Я скоро умру, но это не важно. Со вчерашнего дня, после слов Шабро, только одна вещь имеет для меня значение. Я скоро умру — и я не могу вспомнить один вкус, запавший мне в сердце. Я знаю, что этот вкус — истина всей моей жизни в первой и последней инстанции, что ему принадлежит ключ от сердца, которое я не слушал с тех пор. Я знаю, что этот вкус из детства или отрочества, что это исконное и чудесное яство я отведал до выбора пути критика, когда еще не помышлял и не имел притязаний высказываться о своем удовольствии от еды. Этот забытый вкус, запрятанный в сокровенных глубинах моего «я», открывается мне на закате жизни как единственная истина, которая была в ней изречена — или осуществлена. Я ищу и никак не могу найти.

 

[Рене]

Улица Гренель, спальня

 

Сколько себя помню, я всегда любил поесть. Я не могу в точности вспомнить мои первые гастрономические восторги, но, поскольку первой в моей жизни поварихой, чьей стряпне я воздавал должное, была моя бабушка, сомнений на этот счет почти не остается. В меню тех пиршеств входили мясо с подливкой, картошка с подливкой и хлеб, чтобы собирать с тарелки подливку. Я так и не знаю с тех пор, детство ли тому причиной или подобного рагу я действительно больше не едал, но никогда и ничего не смаковал я столь жадно, — оксюморон, я по таким специалист, — как те картофелины за бабушкиным столом, насквозь пропитанные соусом маленькие губки, дивные на вкус. Не оно ли это, то забытое ощущение, что поднимается в моей груди? Не достаточно ли просто попросить Анну потомить несколько клубней в горшочке со старым добрым петухом в вине? Увы, я знаю — нет. Я знаю — то, что я ищу, ускользает от моего вдохновения, от памяти, от мысли. Чудесное жаркое, восхитительные цыплята по-охотничьи, изумительные петухи в вине и умопомрачительные рагу, я помню вас, спутников моего плотоядного и щедро сдобренного соусом детства. Я помню вас, милые горшочки, окутанные мясными запахами, но не вы, не вы так нужны мне теперь.

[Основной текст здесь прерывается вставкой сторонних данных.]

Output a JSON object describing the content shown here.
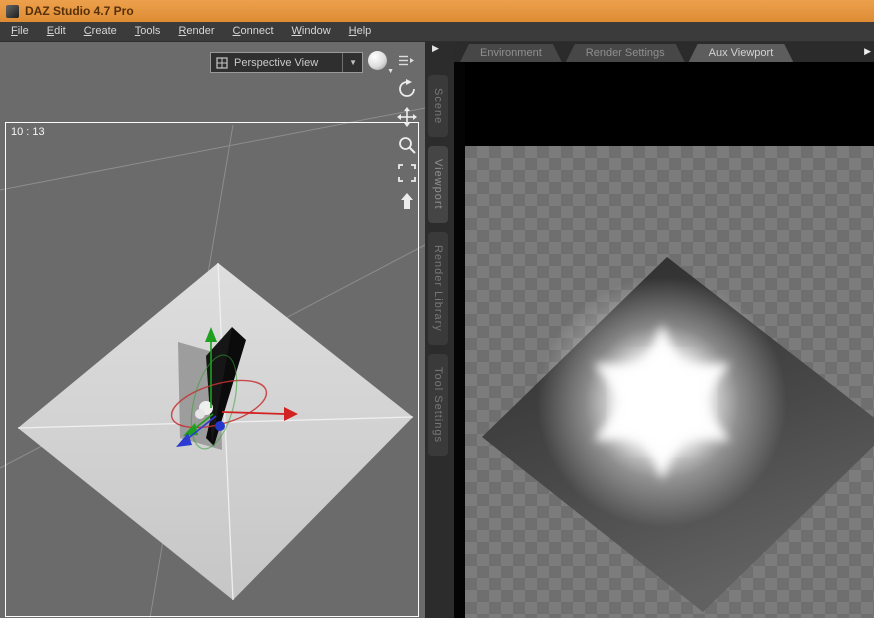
{
  "window": {
    "title": "DAZ Studio 4.7 Pro"
  },
  "menu": {
    "items": [
      "File",
      "Edit",
      "Create",
      "Tools",
      "Render",
      "Connect",
      "Window",
      "Help"
    ]
  },
  "left_viewport": {
    "camera_dropdown": {
      "label": "Perspective View"
    },
    "overlay_counter": "10 : 13",
    "tool_icons": [
      "orbit-icon",
      "pan-icon",
      "zoom-icon",
      "frame-icon",
      "camera-reset-icon"
    ],
    "header_icons": [
      "shaded-sphere-icon",
      "viewport-options-icon"
    ]
  },
  "side_tabs": {
    "items": [
      "Scene",
      "Viewport",
      "Render Library",
      "Tool Settings"
    ]
  },
  "right_panel": {
    "tabs": [
      {
        "label": "Environment",
        "active": false
      },
      {
        "label": "Render Settings",
        "active": false
      },
      {
        "label": "Aux Viewport",
        "active": true
      }
    ]
  },
  "colors": {
    "titlebar": "#e2923d",
    "axis_x": "#d22222",
    "axis_y": "#1ea01e",
    "axis_z": "#2438cc",
    "checker_light": "#7c7c7c",
    "checker_dark": "#6f6f6f"
  }
}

Позже, хоть старая любовь не ржавела, вкусы мои обратились к иным областям кулинарии и на это пристрастие к мясу под соусом наложился, с особым смаком, который дает сознание своей эклектичности, властный зов утонченных вкусов. Нежнейшая ласка первого суси больше не тайна для моего нёба, и я благословляю тот день, когда мой язык впервые ощутил упоительную, почти эротичную бархатистость устрицы после ломтика хлеба с соленым маслом. Так подробно и виртуозно проанализировал я ее волшебный изыск, что сей божественный глоток стал для всех едва ли не религиозным актом. Между двумя этими крайностями, между горячей изобильностью жаркого и кристальной строгостью раковины я познал всю гамму кулинарного искусства как эстет и как знаток, всегда с опережением на одно блюдо — но всегда с отставанием на одно сердце.

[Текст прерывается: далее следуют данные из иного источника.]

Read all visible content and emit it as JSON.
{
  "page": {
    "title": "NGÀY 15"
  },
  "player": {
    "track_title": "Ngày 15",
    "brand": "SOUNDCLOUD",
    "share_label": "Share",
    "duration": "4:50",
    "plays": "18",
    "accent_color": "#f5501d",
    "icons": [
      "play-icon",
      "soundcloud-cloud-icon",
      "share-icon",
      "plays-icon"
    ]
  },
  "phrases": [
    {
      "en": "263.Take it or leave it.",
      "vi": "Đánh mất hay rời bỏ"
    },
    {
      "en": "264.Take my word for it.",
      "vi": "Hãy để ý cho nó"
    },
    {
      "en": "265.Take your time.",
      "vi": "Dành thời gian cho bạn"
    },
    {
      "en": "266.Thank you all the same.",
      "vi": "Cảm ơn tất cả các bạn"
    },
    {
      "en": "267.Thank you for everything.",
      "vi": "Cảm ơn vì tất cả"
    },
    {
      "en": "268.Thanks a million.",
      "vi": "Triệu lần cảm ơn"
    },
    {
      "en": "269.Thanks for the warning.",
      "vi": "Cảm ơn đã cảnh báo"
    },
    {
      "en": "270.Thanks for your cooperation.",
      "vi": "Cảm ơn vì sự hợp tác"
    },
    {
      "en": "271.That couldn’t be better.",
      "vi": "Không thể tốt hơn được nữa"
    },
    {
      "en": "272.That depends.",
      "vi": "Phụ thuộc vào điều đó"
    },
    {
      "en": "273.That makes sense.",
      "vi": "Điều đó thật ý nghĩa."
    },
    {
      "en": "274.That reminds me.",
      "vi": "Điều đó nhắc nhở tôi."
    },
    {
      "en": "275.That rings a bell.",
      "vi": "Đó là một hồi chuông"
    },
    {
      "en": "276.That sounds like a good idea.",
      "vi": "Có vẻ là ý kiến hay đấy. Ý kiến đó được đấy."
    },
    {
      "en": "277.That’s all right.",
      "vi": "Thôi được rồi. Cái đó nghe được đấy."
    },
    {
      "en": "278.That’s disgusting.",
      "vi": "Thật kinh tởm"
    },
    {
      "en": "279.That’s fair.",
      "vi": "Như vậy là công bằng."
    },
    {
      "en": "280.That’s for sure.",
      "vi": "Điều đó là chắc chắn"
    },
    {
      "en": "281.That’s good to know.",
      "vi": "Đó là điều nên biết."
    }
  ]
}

Я слышу, как перешептываются в коридоре Поль и Анна. Приоткрываю глаза. Мой взгляд встречает, по обыкновению, совершенный изгиб статуэтки Фаньоля, подаренной мне Анной на шестидесятилетие, — как давно, кажется, это было! Поль тихонько входит в комнату. Из всех моих племянников и племянниц его одного я люблю и ценю, его одного допускаю к себе в последние отмеренные мне часы и только с ним да с женой я поделился, когда еще мало-мальски мог говорить, своей душевной мукой.

«Какое-то блюдо? Десерт?» — спросила Анна с рыданием в голосе.

Мне невыносимо видеть ее такой. Я люблю мою жену, я всю жизнь любил окружать себя красивыми вещами. Это так. Хозяином я жил, хозяином умру, ни о чем не жалея и не сентиментальничая, я вовсе не стыжусь, что копил добро и присваивал души человеческие, как другие покупают дорогие картины. У произведений искусства ведь есть душа. Я твердо знаю: их нельзя свести просто к некой минеральной структуре, к составляющим их безжизненным элементам, и, наверное, поэтому никогда не испытывал ни малейшего стыда, считая прекраснейшим творением из всех Анну, которая на протяжении сорока лет оживляла своей точеной красотой и исполненной достоинства нежностью покои моего королевства.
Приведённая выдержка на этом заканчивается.